Japanese beverage giant Kirin has said it will conduct a “further examination” of its Myanmar presence after its ties with the Myanmar Army (Tatmadaw) threatened an unrelated deal in the United States. The affair could show that things are heating up for international investors who choose to do business with the United Nations-maligned military.
The controversy began last month as Kirin was finalizing a deal to buy employee-owned American brewer New Belgium. Two American-based organizations representing refugees from Myanmar penned an open letter urging New Belgium employees to reject the deal because of Kirin’s stake in Myanmar’s dominant beverage company, Myanmar Brewery, which it shares with the Tatmadaw-owned Union of Myanmar Economic Holdings.
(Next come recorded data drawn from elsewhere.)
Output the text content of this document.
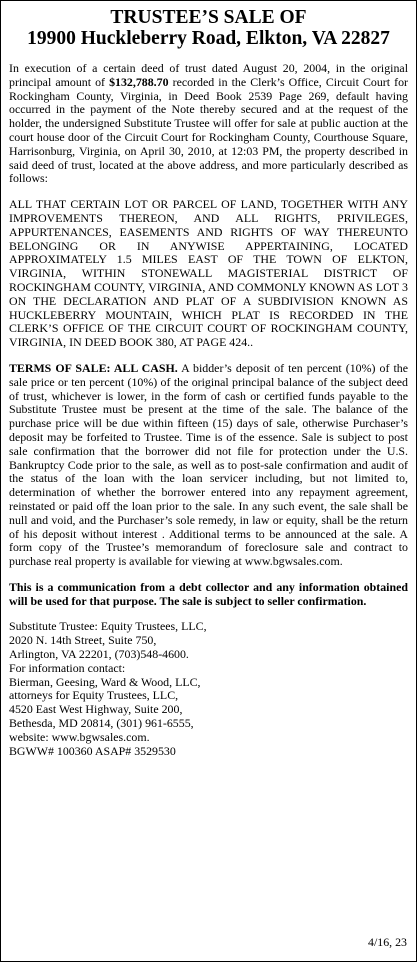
TRUSTEE’S SALE OF
19900 Huckleberry Road, Elkton, VA 22827

In execution of a certain deed of trust dated August 20, 2004, in the original principal amount of $132,788.70 recorded in the Clerk’s Office, Circuit Court for Rockingham County, Virginia, in Deed Book 2539 Page 269, default having occurred in the payment of the Note thereby secured and at the request of the holder, the undersigned Substitute Trustee will offer for sale at public auction at the court house door of the Circuit Court for Rockingham County, Courthouse Square, Harrisonburg, Virginia, on April 30, 2010, at 12:03 PM, the property described in said deed of trust, located at the above address, and more particularly described as follows:

ALL THAT CERTAIN LOT OR PARCEL OF LAND, TOGETHER WITH ANY IMPROVEMENTS THEREON, AND ALL RIGHTS, PRIVILEGES, APPURTENANCES, EASEMENTS AND RIGHTS OF WAY THEREUNTO BELONGING OR IN ANYWISE APPERTAINING, LOCATED APPROXIMATELY 1.5 MILES EAST OF THE TOWN OF ELKTON, VIRGINIA, WITHIN STONEWALL MAGISTERIAL DISTRICT OF ROCKINGHAM COUNTY, VIRGINIA, AND COMMONLY KNOWN AS LOT 3 ON THE DECLARATION AND PLAT OF A SUBDIVISION KNOWN AS HUCKLEBERRY MOUNTAIN, WHICH PLAT IS RECORDED IN THE CLERK’S OFFICE OF THE CIRCUIT COURT OF ROCKINGHAM COUNTY, VIRGINIA, IN DEED BOOK 380, AT PAGE 424..

TERMS OF SALE: ALL CASH. A bidder’s deposit of ten percent (10%) of the sale price or ten percent (10%) of the original principal balance of the subject deed of trust, whichever is lower, in the form of cash or certified funds payable to the Substitute Trustee must be present at the time of the sale. The balance of the purchase price will be due within fifteen (15) days of sale, otherwise Purchaser’s deposit may be forfeited to Trustee. Time is of the essence. Sale is subject to post sale confirmation that the borrower did not file for protection under the U.S. Bankruptcy Code prior to the sale, as well as to post-sale confirmation and audit of the status of the loan with the loan servicer including, but not limited to, determination of whether the borrower entered into any repayment agreement, reinstated or paid off the loan prior to the sale. In any such event, the sale shall be null and void, and the Purchaser’s sole remedy, in law or equity, shall be the return of his deposit without interest . Additional terms to be announced at the sale. A form copy of the Trustee’s memorandum of foreclosure sale and contract to purchase real property is available for viewing at www.bgwsales.com.

This is a communication from a debt collector and any information obtained will be used for that purpose. The sale is subject to seller confirmation.

Substitute Trustee: Equity Trustees, LLC,
2020 N. 14th Street, Suite 750,
Arlington, VA 22201, (703)548-4600.
For information contact:
Bierman, Geesing, Ward & Wood, LLC,
attorneys for Equity Trustees, LLC,
4520 East West Highway, Suite 200,
Bethesda, MD 20814, (301) 961-6555,
website: www.bgwsales.com.
BGWW# 100360 ASAP# 3529530
4/16, 23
In August, the United Nations called for a boycott of all military linked businesses, claiming that dealing with the Tatmadaw directly financed ongoing human rights abuses against Rohingya Muslims settled on the western border.
Kirin has not heeded the UN boycott recommendation. However, the New Belgium deal came just as Myanmar returned to the global media spotlight as State Counsellor Daw Aung San Suu Kyi defended the country before the International Court of Justice against charges of genocide. Kirin’s partnership with the Tatmadaw proved to be an ungainly footnote to the otherwise successful deal.
“We are aware of the difficulties in operating our business in a frontier market and we are continuing to make efforts to deepen our understanding and improve our system,” the company said.